[Date Prev][Date Next][Thread Prev][Thread Next][Date Index][Thread Index]
Re: [Condor-devel] [condor-staff] questions about local universe job exit semantics
- Date: Mon, 8 Jan 2007 10:49:21 -0600
- From: Jaime Frey <jfrey@xxxxxxxxxxx>
- Subject: Re: [Condor-devel] [condor-staff] questions about local universe job exit semantics
On Dec 26, 2006, at 7:15 PM, Derek Wright wrote:
currently, they happen in the above order. so, if you were
unlucky, and things crashed, you could potentially see the job
exited event in the userlog, but the job was left marked running,
so the job could run again. this is the desired behavior, since we
say 2 exited events is better than none. you'd also see the job's
output classad written twice (which would probably break something,
i don't know if anything/anyone can handle this case). however, if
you were unlucky and crashed between (c) and (d), you could have
the job exit without any email notification at all.

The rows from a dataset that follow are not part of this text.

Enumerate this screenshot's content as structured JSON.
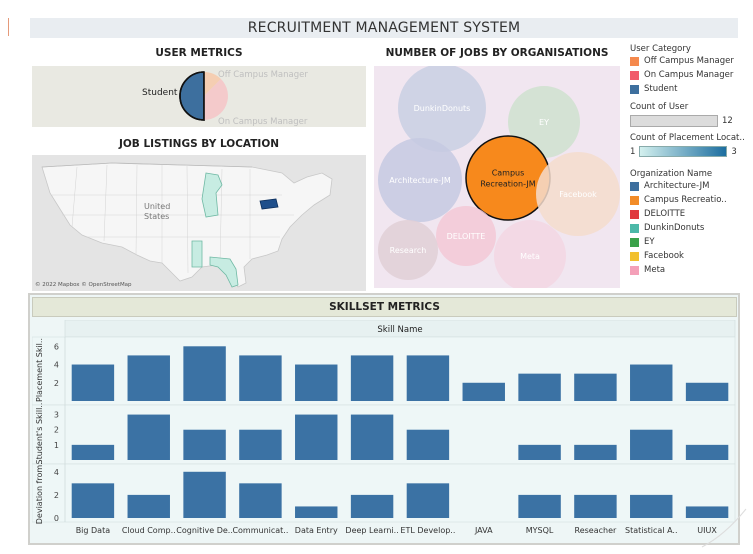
{
  "app_title": "RECRUITMENT MANAGEMENT SYSTEM",
  "user_metrics": {
    "title": "USER METRICS",
    "student_label": "Student",
    "off_campus_label": "Off Campus Manager",
    "on_campus_label": "On Campus Manager"
  },
  "jobs_by_org": {
    "title": "NUMBER OF JOBS BY ORGANISATIONS",
    "bubbles": [
      {
        "name": "DunkinDonuts",
        "label": "DunkinDonuts",
        "color": "#c9cfe3"
      },
      {
        "name": "EY",
        "label": "EY",
        "color": "#cfe1cf"
      },
      {
        "name": "Architecture-JM",
        "label": "Architecture-JM",
        "color": "#c6c9e2"
      },
      {
        "name": "Campus Recreation-JM",
        "label": "Campus Recreation-JM",
        "color": "#f7891c"
      },
      {
        "name": "Facebook",
        "label": "Facebook",
        "color": "#f5dccd"
      },
      {
        "name": "DELOITTE",
        "label": "DELOITTE",
        "color": "#f3c8d6"
      },
      {
        "name": "Research",
        "label": "Research",
        "color": "#e1cfd6"
      },
      {
        "name": "Meta",
        "label": "Meta",
        "color": "#f3d6e3"
      }
    ]
  },
  "job_listings": {
    "title": "JOB LISTINGS BY LOCATION",
    "map_label": "United States",
    "attribution": "© 2022 Mapbox © OpenStreetMap"
  },
  "legend": {
    "user_category_title": "User Category",
    "user_categories": [
      {
        "label": "Off Campus Manager",
        "color": "#f5894d"
      },
      {
        "label": "On Campus Manager",
        "color": "#f15a6a"
      },
      {
        "label": "Student",
        "color": "#3d6f9e"
      }
    ],
    "count_user_title": "Count of User",
    "count_user_value": "12",
    "count_placement_title": "Count of Placement Locat..",
    "count_placement_min": "1",
    "count_placement_max": "3",
    "org_title": "Organization Name",
    "orgs": [
      {
        "label": "Architecture-JM",
        "color": "#3d6f9e"
      },
      {
        "label": "Campus Recreatio..",
        "color": "#f28c28"
      },
      {
        "label": "DELOITTE",
        "color": "#e0393e"
      },
      {
        "label": "DunkinDonuts",
        "color": "#4cb8a8"
      },
      {
        "label": "EY",
        "color": "#3aa14a"
      },
      {
        "label": "Facebook",
        "color": "#f2c02e"
      },
      {
        "label": "Meta",
        "color": "#f4a0b8"
      }
    ]
  },
  "skillset": {
    "title": "SKILLSET METRICS",
    "column_header": "Skill Name"
  },
  "chart_data": {
    "type": "bar",
    "bar_color": "#3b72a4",
    "categories": [
      "Big Data",
      "Cloud Comp..",
      "Cognitive De..",
      "Communicat..",
      "Data Entry",
      "Deep Learni..",
      "ETL Develop..",
      "JAVA",
      "MYSQL",
      "Reseacher",
      "Statistical A..",
      "UIUX"
    ],
    "panels": [
      {
        "ylabel": "Placement Skil..",
        "ylim": [
          0,
          6.8
        ],
        "ticks": [
          2,
          4,
          6
        ],
        "values": [
          4,
          5,
          6,
          5,
          4,
          5,
          5,
          2,
          3,
          3,
          4,
          2
        ]
      },
      {
        "ylabel": "Student's Skill..",
        "ylim": [
          0,
          3.5
        ],
        "ticks": [
          1,
          2,
          3
        ],
        "values": [
          1,
          3,
          2,
          2,
          3,
          3,
          2,
          0,
          1,
          1,
          2,
          1
        ]
      },
      {
        "ylabel": "Deviation from..",
        "ylim": [
          0,
          4.5
        ],
        "ticks": [
          0,
          2,
          4
        ],
        "values": [
          3,
          2,
          4,
          3,
          1,
          2,
          3,
          0,
          2,
          2,
          2,
          1
        ]
      }
    ]
  }
}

Sorry for not replying sooner.
Two exit events are better than none, but an exit event followed by
re-execution of the job is bad. I'm surprised Peter hasn't jumped all
over this. Given his current opinion of the reliability of the user
log, he may have just given up in disgust. :-)
Once an exit event appears in the user log, the job can't re-execute.
Otherwise, the user log is worthless as anything other than a
historical archive. The user can't tell from the user log when the
output of the job is available for use.
+--------------------------------+-----------------------------------+
| Jaime Frey | I used to be a heavy gambler. |
| jfrey@xxxxxxxxxxx | But now I just make mental bets. |
| http://www.cs.wisc.edu/~jfrey/ | That's how I lost my mind. |
+--------------------------------+-----------------------------------+